Objective: To know the prevalence of viral genotype in patients infected with hepatitis C virus (HCV) and coinfected with HIV and evaluate its clinical implications.
Patients and methods: The genotype of the HVC was studied (INNO-LiPA HCV II, Imnogenetics, Belgium) in 40 patients coinfected with HIV; from 28 of these patients histologic data of chronic hepatitis were available. The most prevalent genotype was analyzed in this type of patients and its associations with different issues: risk behavior, histologic activity of liver disease and viremia level (quantitative PCR, Amplicor HCV, Roche Diagnostics).
Results: Genotype 1 was the most prevalent (55%), and subtype 1a predominated (36.3%). In most cases genotypes 1a and 3 were found (65%) and in four cases (10%) there was coinfection with two genotypes. The most common risk behavior was parenteral drug use (PDU) (34 cases), which might account for the higher prevalence of genotypes 1 and 3. A mild hepatic histologic activity was most frequently associated with genotype 3 compared with genotype 1 (63.6% versus 46.6%). The Knodell histologic activity index (HAI) was higher in the four patients with coinfection 1 + 3 versus the remaining patients (11.2 +/- 2.8 versus 7.8 +/- 3.6). The percentage of patients with genotype 1 with a viral load > 10(5) was higher than that of patients with genotype 3 (80% versus 7.6% [4]) (p < 0.05); in the two cases with subtype 1b viremia levels exceeded this limit.
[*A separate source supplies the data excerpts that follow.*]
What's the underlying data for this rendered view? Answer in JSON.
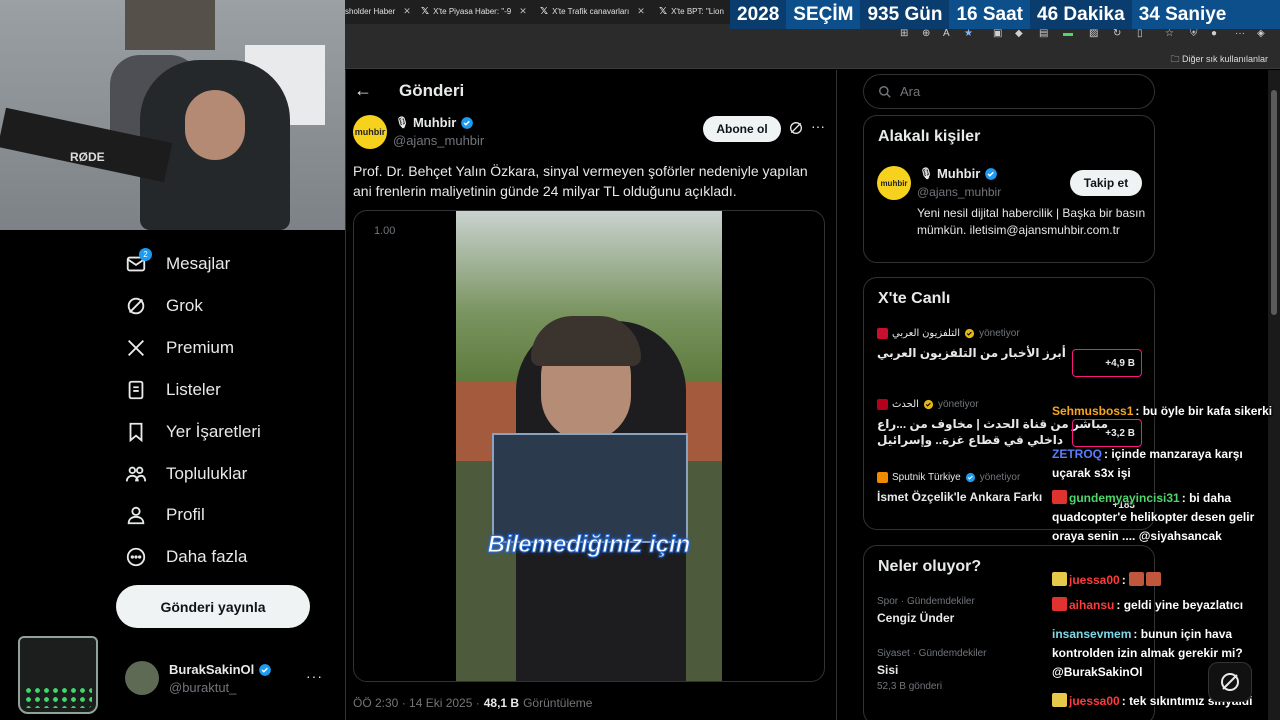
{
  "browser": {
    "tabs": [
      {
        "label": "sholder Haber"
      },
      {
        "label": "X'te Piyasa Haber: \"-9"
      },
      {
        "label": "X'te Trafik canavarları"
      },
      {
        "label": "X'te BPT: \"Lion"
      }
    ],
    "bookmarks_label": "Diğer sık kullanılanlar"
  },
  "countdown": {
    "year": "2028",
    "label": "SEÇİM",
    "days": "935 Gün",
    "hours": "16 Saat",
    "minutes": "46 Dakika",
    "seconds": "34 Saniye"
  },
  "webcam": {
    "mic_brand": "RØDE"
  },
  "nav": {
    "items": [
      {
        "label": "Mesajlar",
        "icon": "mail-icon",
        "badge": "2"
      },
      {
        "label": "Grok",
        "icon": "grok-icon"
      },
      {
        "label": "Premium",
        "icon": "x-logo-icon"
      },
      {
        "label": "Listeler",
        "icon": "list-icon"
      },
      {
        "label": "Yer İşaretleri",
        "icon": "bookmark-icon"
      },
      {
        "label": "Topluluklar",
        "icon": "communities-icon"
      },
      {
        "label": "Profil",
        "icon": "profile-icon"
      },
      {
        "label": "Daha fazla",
        "icon": "more-circle-icon"
      }
    ],
    "post_button": "Gönderi yayınla",
    "account": {
      "name": "BurakSakinOl",
      "handle": "@buraktut_"
    }
  },
  "main": {
    "header_title": "Gönderi",
    "tweet": {
      "avatar_text": "muhbir",
      "name": "Muhbir",
      "handle": "@ajans_muhbir",
      "follow_label": "Abone ol",
      "text": "Prof. Dr. Behçet Yalın Özkara, sinyal vermeyen şoförler nedeniyle yapılan ani frenlerin maliyetinin günde 24 milyar TL olduğunu açıkladı.",
      "playback_speed": "1.00",
      "video_caption": "Bilemediğiniz için",
      "time": "ÖÖ 2:30 · 14 Eki 2025 ·",
      "views": "48,1 B",
      "views_label": "Görüntüleme"
    }
  },
  "right": {
    "search_placeholder": "Ara",
    "related": {
      "title": "Alakalı kişiler",
      "avatar_text": "muhbir",
      "name": "Muhbir",
      "handle": "@ajans_muhbir",
      "bio": "Yeni nesil dijital habercilik | Başka bir basın mümkün. iletisim@ajansmuhbir.com.tr",
      "button": "Takip et"
    },
    "live": {
      "title": "X'te Canlı",
      "items": [
        {
          "source": "التلفزيون العربي",
          "role": "yönetiyor",
          "title": "أبرز الأخبار من التلفزيون العربي",
          "count": "+4,9 B",
          "color": "#c8102e"
        },
        {
          "source": "الحدث",
          "role": "yönetiyor",
          "title": "مباشر من قناة الحدث | مخاوف من ...راع داخلي في قطاع غزة.. وإسرائيل",
          "count": "+3,2 B",
          "color": "#b3001b"
        },
        {
          "source": "Sputnik Türkiye",
          "role": "yönetiyor",
          "title": "İsmet Özçelik'le Ankara Farkı",
          "count": "+183",
          "color": "#f08a00"
        }
      ]
    },
    "trends": {
      "title": "Neler oluyor?",
      "items": [
        {
          "category": "Spor · Gündemdekiler",
          "topic": "Cengiz Ünder",
          "count": ""
        },
        {
          "category": "Siyaset · Gündemdekiler",
          "topic": "Sisi",
          "count": "52,3 B gönderi"
        }
      ]
    }
  },
  "chat": [
    {
      "user": "Sehmusboss1",
      "color": "#f5a623",
      "text": "bu öyle bir kafa sikerki"
    },
    {
      "user": "ZETROQ",
      "color": "#5b7cff",
      "text": "içinde manzaraya karşı uçarak s3x işi"
    },
    {
      "user": "gundemyayincisi31",
      "color": "#4fd66b",
      "text": "bi daha quadcopter'e helikopter desen gelir oraya senin .... @siyahsancak"
    },
    {
      "user": "juessa00",
      "color": "#ff3b3b",
      "text": ""
    },
    {
      "user": "aihansu",
      "color": "#ff3b3b",
      "text": "geldi yine beyazlatıcı"
    },
    {
      "user": "insansevmem",
      "color": "#7fd8e8",
      "text": "bunun için hava kontrolden izin almak gerekir mi? @BurakSakinOl"
    },
    {
      "user": "juessa00",
      "color": "#ff3b3b",
      "text": "tek sıkıntımız sinyaldi"
    }
  ]
}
Conclusions: The prevalent HCV genotypes in patients coinfected with HIV in our environment seem to be 1a and 3, which is probably associated with the more common high risk behavior of PDU among these patients. Genotype 3 seems to be associated with a milder histologic liver damage and a lower viral load, and these two characteristics might be related. The HCV genotype should be considered in subjects coinfected with HIV to obtain a better clinical and prognostic evaluation of the chronic liver disease it causes.